Cependant, force est de constater que les diverses initiatives des partis politiques au pouvoir à différentes époques n’ont jamais convaincu, mettant en doute la sincérité et la volonté des acteurs politiques à combattre efficacement la fraude et la corruption à Maurice. L’avocat Parvez Dookhy est catégorique dans son constat : tous les gouvernements ont complètement manqué l’occasion de lutter efficacement contre la fraude et la corruption. Il souligne particulièrement ce qui s’est passé sous le gouvernement MSM-MMM en 2000, qualifiant de très grave la dissolution de l’Economic Crime Office (ECO).

Une action extrêmement préjudiciable, selon lui, surtout étant donné qu’un des dirigeants du MMM était sur le radar de cette ancienne agence anticorruption.

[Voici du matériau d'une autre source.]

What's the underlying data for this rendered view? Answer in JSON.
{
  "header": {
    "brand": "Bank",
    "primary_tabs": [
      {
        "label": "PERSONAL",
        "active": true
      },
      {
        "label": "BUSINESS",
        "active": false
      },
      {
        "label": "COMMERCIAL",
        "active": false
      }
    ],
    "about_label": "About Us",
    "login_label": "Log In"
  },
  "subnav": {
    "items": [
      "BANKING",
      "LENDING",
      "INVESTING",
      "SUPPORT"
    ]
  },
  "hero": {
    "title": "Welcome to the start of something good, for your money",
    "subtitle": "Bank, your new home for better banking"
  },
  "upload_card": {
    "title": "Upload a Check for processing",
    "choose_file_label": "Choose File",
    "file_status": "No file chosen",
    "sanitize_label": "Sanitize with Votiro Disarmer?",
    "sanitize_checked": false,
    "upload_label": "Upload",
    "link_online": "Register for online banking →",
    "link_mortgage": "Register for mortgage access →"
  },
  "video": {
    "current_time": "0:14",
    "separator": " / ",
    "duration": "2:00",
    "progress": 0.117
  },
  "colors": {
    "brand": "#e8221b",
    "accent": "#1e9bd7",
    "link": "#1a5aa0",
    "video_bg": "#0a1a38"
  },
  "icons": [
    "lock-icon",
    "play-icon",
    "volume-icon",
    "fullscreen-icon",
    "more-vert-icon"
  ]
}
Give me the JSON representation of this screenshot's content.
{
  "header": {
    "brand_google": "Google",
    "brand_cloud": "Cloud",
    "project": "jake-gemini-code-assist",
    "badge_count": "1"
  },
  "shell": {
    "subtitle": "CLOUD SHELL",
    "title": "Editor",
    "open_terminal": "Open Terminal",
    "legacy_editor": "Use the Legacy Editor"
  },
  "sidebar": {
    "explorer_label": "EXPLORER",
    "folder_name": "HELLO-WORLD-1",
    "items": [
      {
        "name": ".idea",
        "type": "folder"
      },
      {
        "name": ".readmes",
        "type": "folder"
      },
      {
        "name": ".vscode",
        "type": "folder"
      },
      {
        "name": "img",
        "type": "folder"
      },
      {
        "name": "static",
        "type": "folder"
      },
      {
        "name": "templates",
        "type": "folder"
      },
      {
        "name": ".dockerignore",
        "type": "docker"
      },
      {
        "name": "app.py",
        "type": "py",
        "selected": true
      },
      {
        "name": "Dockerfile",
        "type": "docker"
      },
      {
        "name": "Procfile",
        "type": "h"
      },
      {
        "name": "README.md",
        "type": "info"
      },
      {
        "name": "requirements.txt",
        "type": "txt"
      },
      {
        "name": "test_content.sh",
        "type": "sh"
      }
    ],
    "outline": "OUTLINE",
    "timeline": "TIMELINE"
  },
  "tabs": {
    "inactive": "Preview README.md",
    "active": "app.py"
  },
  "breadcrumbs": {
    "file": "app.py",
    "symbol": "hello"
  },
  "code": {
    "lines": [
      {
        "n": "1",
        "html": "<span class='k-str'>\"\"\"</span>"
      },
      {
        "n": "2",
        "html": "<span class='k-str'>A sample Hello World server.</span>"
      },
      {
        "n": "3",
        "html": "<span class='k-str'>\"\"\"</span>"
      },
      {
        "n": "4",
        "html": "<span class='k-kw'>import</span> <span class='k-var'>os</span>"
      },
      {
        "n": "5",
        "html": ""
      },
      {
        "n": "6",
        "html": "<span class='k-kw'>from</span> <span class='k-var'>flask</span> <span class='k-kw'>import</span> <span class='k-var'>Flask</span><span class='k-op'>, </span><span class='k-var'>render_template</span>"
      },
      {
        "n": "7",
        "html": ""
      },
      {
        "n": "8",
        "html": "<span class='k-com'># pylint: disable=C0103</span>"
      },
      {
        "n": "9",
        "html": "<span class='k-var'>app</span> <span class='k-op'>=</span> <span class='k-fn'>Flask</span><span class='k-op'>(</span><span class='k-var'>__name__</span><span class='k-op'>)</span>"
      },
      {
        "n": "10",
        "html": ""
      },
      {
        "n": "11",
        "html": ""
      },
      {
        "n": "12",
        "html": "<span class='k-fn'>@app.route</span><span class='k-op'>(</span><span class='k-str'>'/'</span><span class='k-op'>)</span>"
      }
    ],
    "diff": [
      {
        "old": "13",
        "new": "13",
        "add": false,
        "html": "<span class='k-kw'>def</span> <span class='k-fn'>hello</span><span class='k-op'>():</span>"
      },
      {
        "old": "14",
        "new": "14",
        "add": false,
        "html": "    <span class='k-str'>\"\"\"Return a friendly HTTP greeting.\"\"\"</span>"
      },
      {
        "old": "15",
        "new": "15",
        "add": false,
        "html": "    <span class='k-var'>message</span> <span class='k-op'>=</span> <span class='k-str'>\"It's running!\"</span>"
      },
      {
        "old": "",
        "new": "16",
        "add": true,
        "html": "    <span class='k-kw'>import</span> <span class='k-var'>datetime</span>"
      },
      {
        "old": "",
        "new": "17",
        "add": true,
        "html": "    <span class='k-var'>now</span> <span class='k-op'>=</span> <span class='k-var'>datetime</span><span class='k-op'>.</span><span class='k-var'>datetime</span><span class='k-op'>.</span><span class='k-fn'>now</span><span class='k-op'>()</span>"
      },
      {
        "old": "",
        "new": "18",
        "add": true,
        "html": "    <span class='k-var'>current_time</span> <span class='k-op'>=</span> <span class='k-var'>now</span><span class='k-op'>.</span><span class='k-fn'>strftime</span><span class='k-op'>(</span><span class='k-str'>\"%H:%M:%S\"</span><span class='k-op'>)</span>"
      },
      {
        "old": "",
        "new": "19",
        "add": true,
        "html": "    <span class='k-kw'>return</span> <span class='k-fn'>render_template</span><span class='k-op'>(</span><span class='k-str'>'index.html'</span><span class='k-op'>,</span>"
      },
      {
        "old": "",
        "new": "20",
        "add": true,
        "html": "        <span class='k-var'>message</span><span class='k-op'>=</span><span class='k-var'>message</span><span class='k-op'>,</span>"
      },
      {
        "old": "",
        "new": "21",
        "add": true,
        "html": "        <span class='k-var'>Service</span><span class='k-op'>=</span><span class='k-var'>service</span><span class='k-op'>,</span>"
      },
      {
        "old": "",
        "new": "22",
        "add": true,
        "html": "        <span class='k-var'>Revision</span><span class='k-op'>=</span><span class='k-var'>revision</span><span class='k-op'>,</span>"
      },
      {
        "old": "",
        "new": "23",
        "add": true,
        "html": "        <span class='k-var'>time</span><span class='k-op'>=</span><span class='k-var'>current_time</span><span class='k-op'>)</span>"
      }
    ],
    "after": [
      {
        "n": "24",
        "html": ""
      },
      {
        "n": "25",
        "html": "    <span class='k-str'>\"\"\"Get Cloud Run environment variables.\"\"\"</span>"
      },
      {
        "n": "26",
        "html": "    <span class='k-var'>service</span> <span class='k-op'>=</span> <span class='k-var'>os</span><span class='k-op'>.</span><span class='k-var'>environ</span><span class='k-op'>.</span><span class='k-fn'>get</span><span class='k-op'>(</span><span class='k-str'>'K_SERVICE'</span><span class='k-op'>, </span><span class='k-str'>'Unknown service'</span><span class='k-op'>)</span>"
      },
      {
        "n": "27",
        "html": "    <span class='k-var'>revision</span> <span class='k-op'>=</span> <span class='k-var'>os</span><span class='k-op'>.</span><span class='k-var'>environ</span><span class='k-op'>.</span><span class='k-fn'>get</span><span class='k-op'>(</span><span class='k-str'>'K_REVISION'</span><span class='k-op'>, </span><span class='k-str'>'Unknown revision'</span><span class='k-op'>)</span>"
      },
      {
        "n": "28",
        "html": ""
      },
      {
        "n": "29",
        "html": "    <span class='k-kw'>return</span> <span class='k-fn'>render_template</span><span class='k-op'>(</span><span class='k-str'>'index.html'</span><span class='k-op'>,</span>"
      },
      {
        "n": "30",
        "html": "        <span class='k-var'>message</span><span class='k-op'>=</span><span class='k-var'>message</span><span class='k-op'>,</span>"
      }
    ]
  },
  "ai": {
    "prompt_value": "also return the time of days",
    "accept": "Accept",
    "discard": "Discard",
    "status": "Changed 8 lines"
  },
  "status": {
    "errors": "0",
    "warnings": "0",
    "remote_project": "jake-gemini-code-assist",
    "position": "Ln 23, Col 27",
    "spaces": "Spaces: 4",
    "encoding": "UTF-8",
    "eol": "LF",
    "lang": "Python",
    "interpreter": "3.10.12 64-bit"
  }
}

Il souligne également le caractère choquant de cet épisode, notant que tous les dossiers de l’ancienne ECO avaient été remis à la Mauritius Revenue Authority (MRA) et que ces enquêtes n’ont jamais été relancées depuis, sans aucune explication.

La création de l’Independent Commission Against Corruption (Icac) n’a pas été plus efficace, poursuit l’avocat. Selon lui, bien que le système de nomination, qui consistait en un comité composé du Premier ministre, du leader de l’opposition et du président de la République pour déterminer l’identité du directeur général, ait été salué par certaines voix, il n’en demeure pas moins que c’était toujours le Premier ministre qui avait le dernier mot. Et les choses se sont détériorées par la suite avec la décision de l’ex-Premier ministre Navin Ramgoolam de changer le mode de nomination.

Mode de nomination qui est d’ailleurs toujours en vigueur, où le président nomme le directeur général sur les conseils du Premier ministre, avec une consultation avec le leader de l’opposition qui n’a pas de valeur significative. Toute cette réflexion conduit Parvez Dookhy à affirmer que la lutte contre la fraude et la corruption est faussée dès le départ, notamment en raison de l’absence d’une loi sur le financement des partis politiques. « En l’absence d’une telle législation, une entreprise qui obtient un contrat sous un gouvernement peut facilement faire un don politique au parti au pouvoir en signe de gratitude.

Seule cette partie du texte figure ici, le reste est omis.